More About Ryland and his post
At the foundation of Ryland’s comments is the question, “What is a Christian?” and the what of the expectations of how that looks in action in the real world.
How Does Love Act?
Anyone can say they love you, but you have particular ideas and concepts about how love acts and looks and whether something really qualifies. That is the same thing at work in defining “Christian”.
Along the way we get an awful lot of smoke, mirrors, and disguises. That is why we get so confused. I say we, because I have had more than a few times when what I thought was a lamb took a bite out of me.
Who Is The Silent Majority?
But on the big scale that Ryland is talking about it helps to look into some definitions of “fringe elements” and “silent majority”. What were they? What are they now? And how do they fit with “Christian” in the real sense of someone who wants to follow and obey Jesus in this hard-bitten world. Lambs among wolves, it’s been said.
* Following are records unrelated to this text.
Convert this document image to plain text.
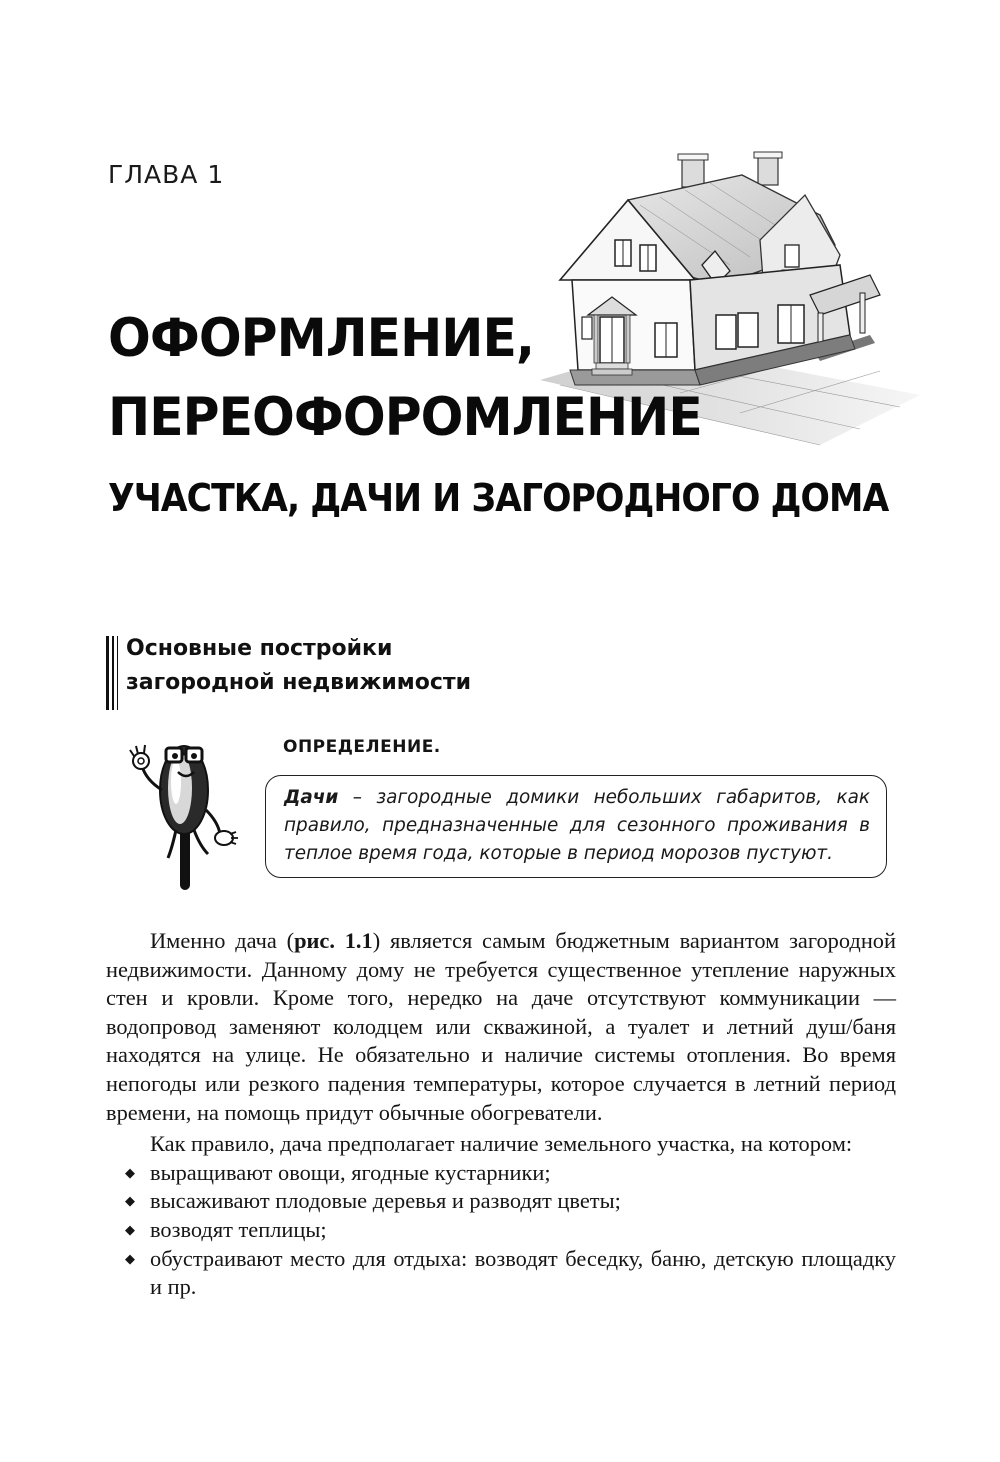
ГЛАВА 1
ОФОРМЛЕНИЕ,
ПЕРЕОФОРОМЛЕНИЕ
УЧАСТКА, ДАЧИ И ЗАГОРОДНОГО ДОМА
Основные постройки
загородной недвижимости
ОПРЕДЕЛЕНИЕ.
Дачи – загородные домики небольших габаритов, как правило, предназначенные для сезонного проживания в теплое время года, которые в период морозов пустуют.

Именно дача (рис. 1.1) является самым бюджетным вариантом загородной недвижимости. Данному дому не требуется существенное утепление наружных стен и кровли. Кроме того, нередко на даче отсутствуют коммуникации — водопровод заменяют колодцем или скважиной, а туалет и летний душ/баня находятся на улице. Не обязательно и наличие системы отопления. Во время непогоды или резкого падения температуры, которое случается в летний период времени, на помощь придут обычные обогреватели.

Как правило, дача предполагает наличие земельного участка, на котором:

◆
выращивают овощи, ягодные кустарники;
◆
высаживают плодовые деревья и разводят цветы;
◆
возводят теплицы;
◆
обустраивают место для отдыха: возводят беседку, баню, детскую площадку и пр.
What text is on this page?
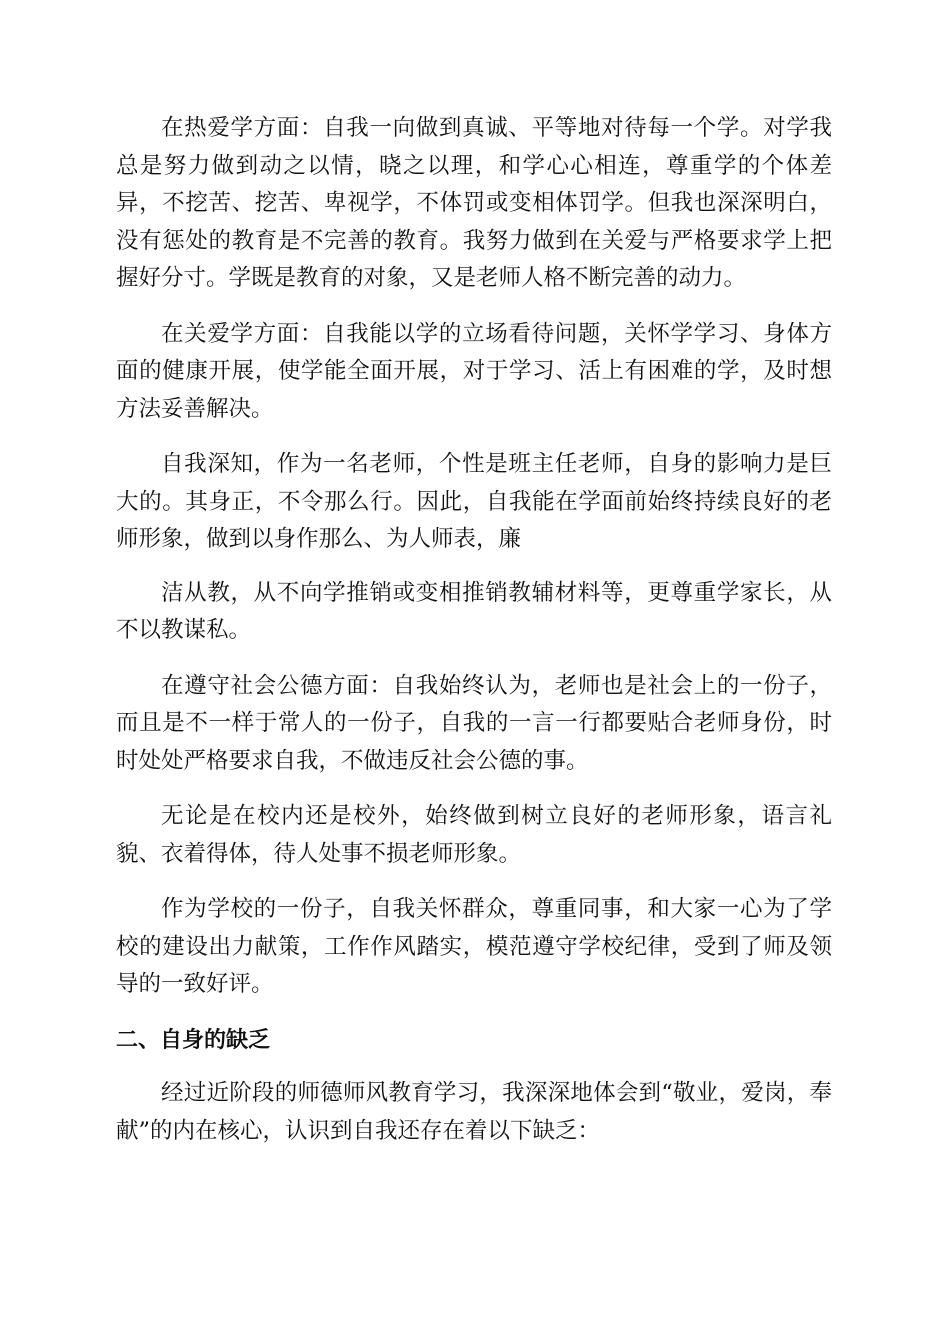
在热爱学方面：自我一向做到真诚、平等地对待每一个学。对学我总是努力做到动之以情，晓之以理，和学心心相连，尊重学的个体差异，不挖苦、挖苦、卑视学，不体罚或变相体罚学。但我也深深明白，没有惩处的教育是不完善的教育。我努力做到在关爱与严格要求学上把握好分寸。学既是教育的对象，又是老师人格不断完善的动力。

在关爱学方面：自我能以学的立场看待问题，关怀学学习、身体方面的健康开展，使学能全面开展，对于学习、活上有困难的学，及时想方法妥善解决。

自我深知，作为一名老师，个性是班主任老师，自身的影响力是巨大的。其身正，不令那么行。因此，自我能在学面前始终持续良好的老师形象，做到以身作那么、为人师表，廉

洁从教，从不向学推销或变相推销教辅材料等，更尊重学家长，从不以教谋私。

在遵守社会公德方面：自我始终认为，老师也是社会上的一份子，而且是不一样于常人的一份子，自我的一言一行都要贴合老师身份，时时处处严格要求自我，不做违反社会公德的事。

无论是在校内还是校外，始终做到树立良好的老师形象，语言礼貌、衣着得体，待人处事不损老师形象。

作为学校的一份子，自我关怀群众，尊重同事，和大家一心为了学校的建设出力献策，工作作风踏实，模范遵守学校纪律，受到了师及领导的一致好评。

二、自身的缺乏

经过近阶段的师德师风教育学习，我深深地体会到“敬业，爱岗，奉献”的内在核心，认识到自我还存在着以下缺乏：
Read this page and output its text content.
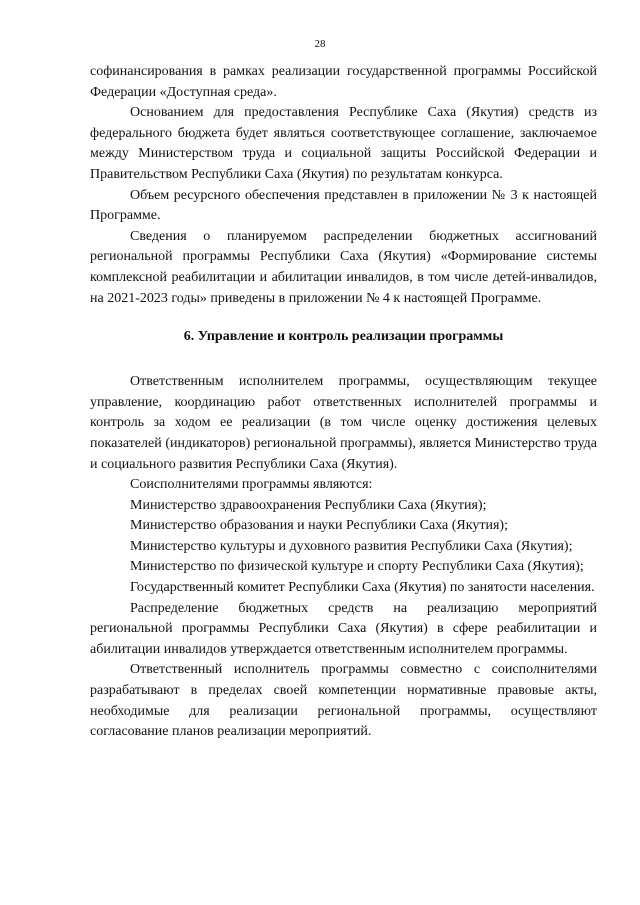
28

софинансирования в рамках реализации государственной программы Российской Федерации «Доступная среда».

Основанием для предоставления Республике Саха (Якутия) средств из федерального бюджета будет являться соответствующее соглашение, заключаемое между Министерством труда и социальной защиты Российской Федерации и Правительством Республики Саха (Якутия) по результатам конкурса.

Объем ресурсного обеспечения представлен в приложении № 3 к настоящей Программе.

Сведения о планируемом распределении бюджетных ассигнований региональной программы Республики Саха (Якутия) «Формирование системы комплексной реабилитации и абилитации инвалидов, в том числе детей-инвалидов, на 2021-2023 годы» приведены в приложении № 4 к настоящей Программе.

6. Управление и контроль реализации программы

Ответственным исполнителем программы, осуществляющим текущее управление, координацию работ ответственных исполнителей программы и контроль за ходом ее реализации (в том числе оценку достижения целевых показателей (индикаторов) региональной программы), является Министерство труда и социального развития Республики Саха (Якутия).

Соисполнителями программы являются:

Министерство здравоохранения Республики Саха (Якутия);

Министерство образования и науки Республики Саха (Якутия);

Министерство культуры и духовного развития Республики Саха (Якутия);

Министерство по физической культуре и спорту Республики Саха (Якутия);

Государственный комитет Республики Саха (Якутия) по занятости населения.

Распределение бюджетных средств на реализацию мероприятий региональной программы Республики Саха (Якутия) в сфере реабилитации и абилитации инвалидов утверждается ответственным исполнителем программы.

Ответственный исполнитель программы совместно с соисполнителями разрабатывают в пределах своей компетенции нормативные правовые акты, необходимые для реализации региональной программы, осуществляют согласование планов реализации мероприятий.
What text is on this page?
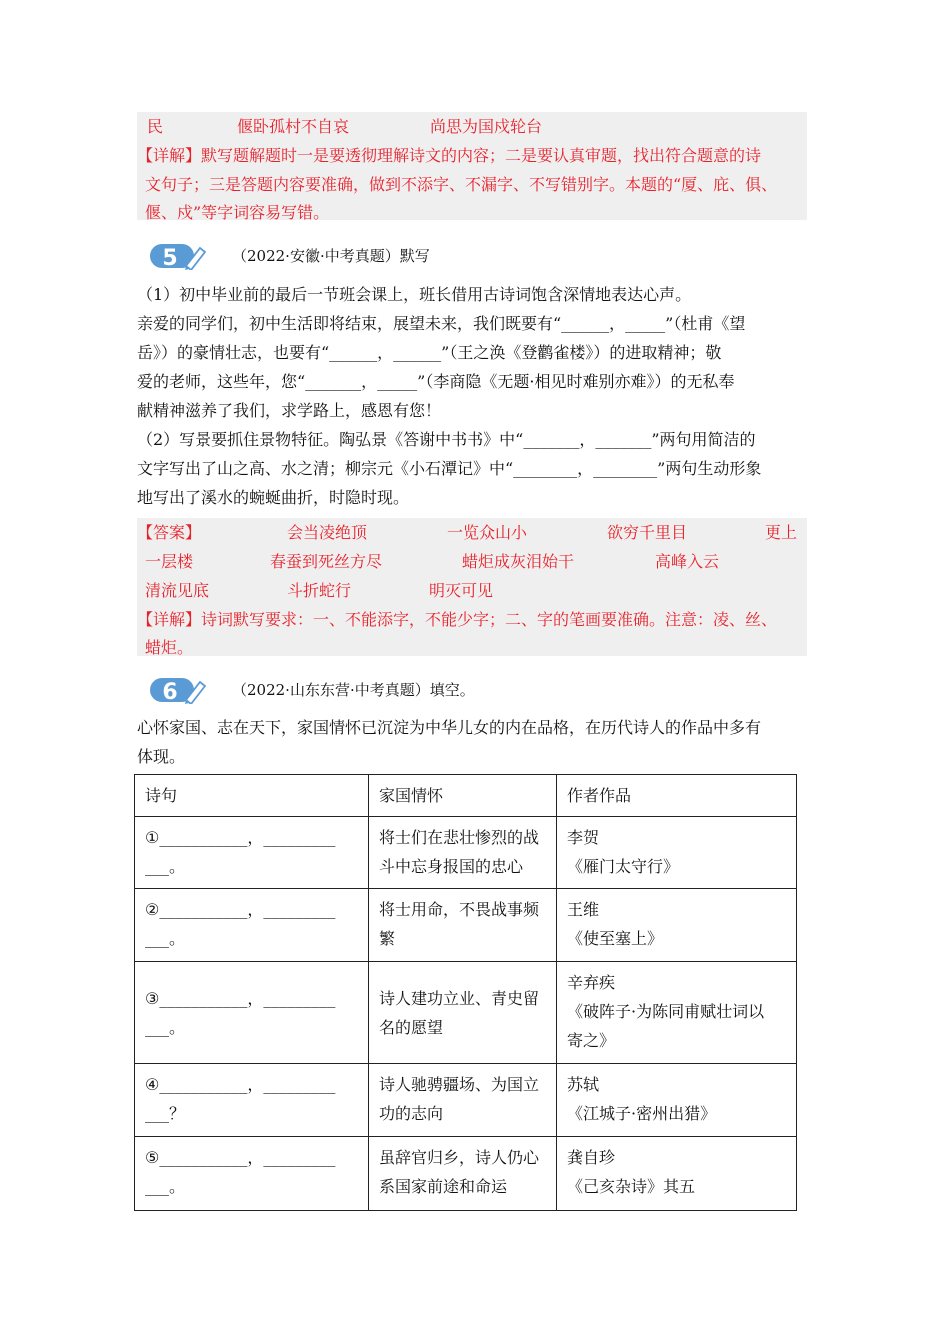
民	偃卧孤村不自哀	尚思为国戍轮台
【详解】 默写题解题时一是要透彻理解诗文的内容；二是要认真审题，找出符合题意的诗
文句子；三是答题内容要准确，做到不添字、不漏字、不写错别字。本题的“厦、庇、俱、
偃、戍”等字词容易写错。
5	（2022·安徽·中考真题）默写
（1）初中毕业前的最后一节班会课上，班长借用古诗词饱含深情地表达心声。
亲爱的同学们，初中生活即将结束，展望未来，我们既要有“______，_____”（杜甫《望
岳》）的豪情壮志，也要有“______，______”（王之涣《登鹳雀楼》）的进取精神；敬
爱的老师，这些年，您“_______，_____”（李商隐《无题·相见时难别亦难》）的无私奉
献精神滋养了我们，求学路上，感恩有您！
（2）写景要抓住景物特征。陶弘景《答谢中书书》中“_______，_______”两句用简洁的
文字写出了山之高、水之清；柳宗元《小石潭记》中“________，________”两句生动形象
地写出了溪水的蜿蜒曲折，时隐时现。
【答案】	会当凌绝顶	一览众山小	欲穷千里目	更上
一层楼	春蚕到死丝方尽	蜡炬成灰泪始干	高峰入云
清流见底	斗折蛇行	明灭可见
【详解】 诗词默写要求：一、不能添字，不能少字；二、字的笔画要准确。注意：凌、丝、
蜡炬。
6	（2022·山东东营·中考真题）填空。
心怀家国、志在天下，家国情怀已沉淀为中华儿女的内在品格，在历代诗人的作品中多有
体现。
诗句	家国情怀	作者作品

①___________，_________
___。	将士们在悲壮惨烈的战
斗中忘身报国的忠心	李贺
《雁门太守行》

②___________，_________
___。	将士用命，不畏战事频
繁	王维
《使至塞上》

③___________，_________
___。	诗人建功立业、青史留
名的愿望	辛弃疾
《破阵子·为陈同甫赋壮词以
寄之》

④___________，_________
___？	诗人驰骋疆场、为国立
功的志向	苏轼
《江城子·密州出猎》

⑤___________，_________
___。	虽辞官归乡，诗人仍心
系国家前途和命运	龚自珍
《己亥杂诗》其五
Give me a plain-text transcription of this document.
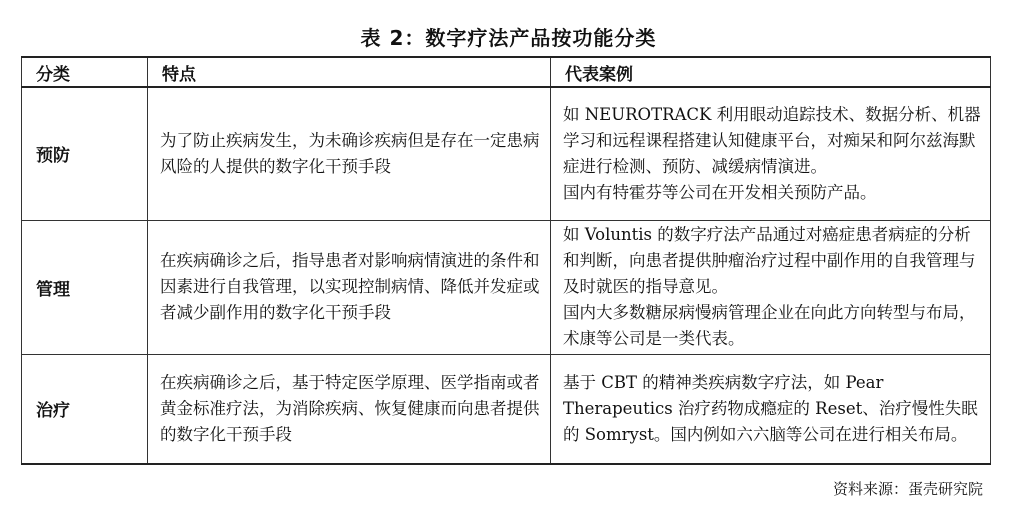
表 2：数字疗法产品按功能分类
分类	特点	代表案例
预防	为了防止疾病发生，为未确诊疾病但是存在一定患病风险的人提供的数字化干预手段	如 NEUROTRACK 利用眼动追踪技术、数据分析、机器学习和远程课程搭建认知健康平台，对痴呆和阿尔兹海默症进行检测、预防、减缓病情演进。
国内有特霍芬等公司在开发相关预防产品。

管理	在疾病确诊之后，指导患者对影响病情演进的条件和因素进行自我管理，以实现控制病情、降低并发症或者减少副作用的数字化干预手段	如 Voluntis 的数字疗法产品通过对癌症患者病症的分析和判断，向患者提供肿瘤治疗过程中副作用的自我管理与及时就医的指导意见。
国内大多数糖尿病慢病管理企业在向此方向转型与布局，术康等公司是一类代表。

治疗	在疾病确诊之后，基于特定医学原理、医学指南或者黄金标准疗法，为消除疾病、恢复健康而向患者提供的数字化干预手段	基于 CBT 的精神类疾病数字疗法，如 Pear Therapeutics 治疗药物成瘾症的 Reset、治疗慢性失眠的 Somryst。国内例如六六脑等公司在进行相关布局。
资料来源：蛋壳研究院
What is the silent majority in the USA?
Do Christians want to hurt anybody? What are they willing to do or not to do in that context?
The Political Animal
First, I think the silent majority is no more. I think that was a reality only after the long cultural siege of the liberal politics and religionists had assassinated much of the idea of God and the old style patriotism of the fifties. The old ideas of “God and Country”. At that time there was a long silent majority of people who still held such concepts as a priority, but they held it in individual mixes.
The New Christian Politicos
I believe that that ‘majority’ broke down into the various conservatives, new-cons, Christian Conservatives, and fundamental groups of today. Maybe even some of the different sorts of liberals that you see, but that have strong ideals of religion and country.
Now such groups are aligned more along their priorities, whether political/cultural or religious. Although there are no definitive lines that you can count on.
So, I have to say you can’t really call on a movement of strongly allied ‘silent majority’ in either the cultural or the religious sense.
In fact, of the two, I think the religious community is going through some serious throes in defining their concepts and priorities.
Do Christians want to hurt anybody? What are they willing to do or not to do in that context?
The second question is one that requires more of it’s own post.